Ingredients
- 1 ½ pounds boneless skinless chicken breasts
- 2 stalks of celery sliced
- 3 carrots peeled and diced
- 1 small onion chopped
- 9 cups chicken broth
- 1 chicken bouillon cube
- 1 teaspoon onion powder
- 1 teaspoon garlic powder
- 3 garlic cloves minced
- 4 tablespoons butter
- 1 cup uncooked rice
Instructions
- To your slow cooker add your chicken, celery, carrots, onion, chicken broth, bouillon cube, onion powder, garlic powder, garlic and butter.
- Cook on low for 5 hours or high for 3 hours until chicken is tender.
- Remove the chicken, shred and add it back to the slow cooker.
- Stir in the 1 cup of uncooked rice.
- Cover and cook another hour until rice is tender.
Nutrition
Notes
Pro Tips for the Best Slow Cooker Chicken and Rice Soup
- Low and slow beats fast every time: If your schedule allows it, always go with the LOW setting. Five to six hours on LOW gives the chicken more time to become genuinely tender and lets the broth develop more depth than the HIGH setting does.
- Add fresh herbs at the end: A bay leaf added at the start adds background flavor, but fresh parsley, fresh dill, or a squeeze of lemon juice stirred in right before serving brightens the whole bowl. Dried herbs that cook for hours can taste flat by the time you serve.
- Don't oversalt too early: The bouillon cube and broth both contain sodium. Taste the soup after the rice has cooked and adjust then - you'll likely need less salt than you think.
- Store rice separately if freezing: Cooked rice in frozen soup turns mushy when thawed. If making this for the freezer, freeze the soup base without the rice and cook fresh rice when you reheat. Five extra minutes, completely different texture.

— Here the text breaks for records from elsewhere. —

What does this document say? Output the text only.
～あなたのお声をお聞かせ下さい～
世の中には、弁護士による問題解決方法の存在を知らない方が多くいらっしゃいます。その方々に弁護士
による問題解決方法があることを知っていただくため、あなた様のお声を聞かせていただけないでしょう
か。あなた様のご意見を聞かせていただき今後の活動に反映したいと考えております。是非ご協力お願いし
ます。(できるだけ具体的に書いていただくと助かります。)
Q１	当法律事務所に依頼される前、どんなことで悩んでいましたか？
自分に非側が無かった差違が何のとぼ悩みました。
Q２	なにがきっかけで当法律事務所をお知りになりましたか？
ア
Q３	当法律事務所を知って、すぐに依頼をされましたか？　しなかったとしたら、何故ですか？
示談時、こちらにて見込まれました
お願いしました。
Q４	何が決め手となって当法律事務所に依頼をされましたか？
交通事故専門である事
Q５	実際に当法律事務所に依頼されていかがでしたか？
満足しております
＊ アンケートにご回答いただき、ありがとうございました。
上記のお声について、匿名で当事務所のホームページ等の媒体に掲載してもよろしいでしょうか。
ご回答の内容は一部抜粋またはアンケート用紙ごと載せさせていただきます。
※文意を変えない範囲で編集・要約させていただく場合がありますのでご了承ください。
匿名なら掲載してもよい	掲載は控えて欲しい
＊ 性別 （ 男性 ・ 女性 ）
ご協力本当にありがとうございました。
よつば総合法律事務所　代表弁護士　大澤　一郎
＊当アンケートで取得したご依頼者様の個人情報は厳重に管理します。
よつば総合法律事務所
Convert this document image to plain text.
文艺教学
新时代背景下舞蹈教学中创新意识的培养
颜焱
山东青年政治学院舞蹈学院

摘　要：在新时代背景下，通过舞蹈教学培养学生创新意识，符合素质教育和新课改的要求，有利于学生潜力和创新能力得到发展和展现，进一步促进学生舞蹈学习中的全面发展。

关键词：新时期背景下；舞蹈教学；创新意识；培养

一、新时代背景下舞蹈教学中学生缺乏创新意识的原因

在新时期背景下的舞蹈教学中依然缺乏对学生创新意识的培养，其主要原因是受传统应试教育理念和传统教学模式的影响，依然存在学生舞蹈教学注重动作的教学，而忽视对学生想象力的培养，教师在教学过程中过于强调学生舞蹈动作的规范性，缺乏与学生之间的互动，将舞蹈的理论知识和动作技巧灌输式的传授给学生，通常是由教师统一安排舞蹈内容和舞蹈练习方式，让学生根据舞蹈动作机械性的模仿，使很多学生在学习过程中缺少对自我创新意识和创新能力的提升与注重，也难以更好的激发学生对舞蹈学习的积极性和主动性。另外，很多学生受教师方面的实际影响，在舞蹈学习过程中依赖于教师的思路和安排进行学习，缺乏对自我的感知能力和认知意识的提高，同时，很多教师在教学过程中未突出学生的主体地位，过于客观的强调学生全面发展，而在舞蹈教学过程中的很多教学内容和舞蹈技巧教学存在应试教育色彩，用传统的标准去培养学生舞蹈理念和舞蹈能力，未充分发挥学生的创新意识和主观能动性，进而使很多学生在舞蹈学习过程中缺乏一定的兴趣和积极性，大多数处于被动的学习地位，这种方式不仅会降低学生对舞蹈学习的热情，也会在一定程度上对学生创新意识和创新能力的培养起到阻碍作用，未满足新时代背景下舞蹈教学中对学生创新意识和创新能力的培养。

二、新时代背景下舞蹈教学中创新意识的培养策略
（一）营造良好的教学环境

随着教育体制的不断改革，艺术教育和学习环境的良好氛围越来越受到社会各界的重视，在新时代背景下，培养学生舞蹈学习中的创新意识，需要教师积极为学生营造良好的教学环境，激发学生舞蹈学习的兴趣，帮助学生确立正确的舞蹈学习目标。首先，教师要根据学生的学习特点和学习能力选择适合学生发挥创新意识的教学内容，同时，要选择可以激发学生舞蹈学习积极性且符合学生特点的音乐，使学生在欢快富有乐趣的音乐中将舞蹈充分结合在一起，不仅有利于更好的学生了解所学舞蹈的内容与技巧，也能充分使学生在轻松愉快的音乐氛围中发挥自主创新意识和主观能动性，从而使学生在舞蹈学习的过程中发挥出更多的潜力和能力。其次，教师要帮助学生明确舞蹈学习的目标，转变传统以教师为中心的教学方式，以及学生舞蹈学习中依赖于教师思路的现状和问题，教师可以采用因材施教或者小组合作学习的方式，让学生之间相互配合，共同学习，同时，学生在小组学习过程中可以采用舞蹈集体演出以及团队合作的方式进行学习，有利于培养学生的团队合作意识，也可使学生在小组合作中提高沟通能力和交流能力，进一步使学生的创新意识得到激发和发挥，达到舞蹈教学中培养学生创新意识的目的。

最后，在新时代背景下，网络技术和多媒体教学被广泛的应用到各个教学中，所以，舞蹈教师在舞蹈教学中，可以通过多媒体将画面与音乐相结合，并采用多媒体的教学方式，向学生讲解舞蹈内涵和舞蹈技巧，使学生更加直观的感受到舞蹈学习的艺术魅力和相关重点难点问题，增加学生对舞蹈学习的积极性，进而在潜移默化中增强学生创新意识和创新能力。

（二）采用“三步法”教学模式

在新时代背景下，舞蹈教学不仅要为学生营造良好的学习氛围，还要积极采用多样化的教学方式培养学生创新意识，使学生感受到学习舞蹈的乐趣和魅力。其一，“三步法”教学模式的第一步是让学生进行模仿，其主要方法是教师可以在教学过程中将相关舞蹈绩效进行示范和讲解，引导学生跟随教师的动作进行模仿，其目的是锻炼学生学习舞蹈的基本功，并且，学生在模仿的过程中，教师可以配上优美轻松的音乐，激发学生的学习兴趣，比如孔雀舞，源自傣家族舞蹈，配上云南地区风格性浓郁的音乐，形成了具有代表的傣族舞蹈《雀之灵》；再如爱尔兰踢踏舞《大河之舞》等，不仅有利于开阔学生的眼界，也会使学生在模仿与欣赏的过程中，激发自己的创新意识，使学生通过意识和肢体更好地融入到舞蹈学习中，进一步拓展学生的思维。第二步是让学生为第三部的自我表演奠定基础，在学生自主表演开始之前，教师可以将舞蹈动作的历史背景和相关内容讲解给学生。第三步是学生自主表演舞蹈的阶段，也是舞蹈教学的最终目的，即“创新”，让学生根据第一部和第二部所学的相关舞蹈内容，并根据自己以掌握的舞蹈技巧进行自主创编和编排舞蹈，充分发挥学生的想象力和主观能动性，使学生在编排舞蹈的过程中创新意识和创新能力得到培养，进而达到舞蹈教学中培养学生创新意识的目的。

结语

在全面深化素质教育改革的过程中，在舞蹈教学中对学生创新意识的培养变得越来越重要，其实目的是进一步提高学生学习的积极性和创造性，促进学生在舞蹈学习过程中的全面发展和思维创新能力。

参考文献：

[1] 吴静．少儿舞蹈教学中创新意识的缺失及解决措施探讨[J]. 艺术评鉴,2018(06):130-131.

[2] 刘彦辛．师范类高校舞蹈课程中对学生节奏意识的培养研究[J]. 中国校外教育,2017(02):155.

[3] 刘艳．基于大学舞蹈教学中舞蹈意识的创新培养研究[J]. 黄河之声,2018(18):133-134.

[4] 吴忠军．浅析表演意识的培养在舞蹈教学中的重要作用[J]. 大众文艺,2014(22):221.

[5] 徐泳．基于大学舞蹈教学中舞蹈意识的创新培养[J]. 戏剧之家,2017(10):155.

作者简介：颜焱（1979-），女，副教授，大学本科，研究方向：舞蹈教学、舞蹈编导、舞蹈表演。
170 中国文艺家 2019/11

- Make it creamy: Stir in a cup of heavy cream or half-and-half in the last 20 minutes for a creamy chicken and rice soup version. A can of cream of chicken soup stirred in at the same time gives you an even thicker, creamier result.
- A splash of lemon at the end: A teaspoon or two of fresh lemon juice stirred in right before serving lifts the whole broth and makes every flavor taste brighter. One of those finishing moves that makes people ask what you did differently.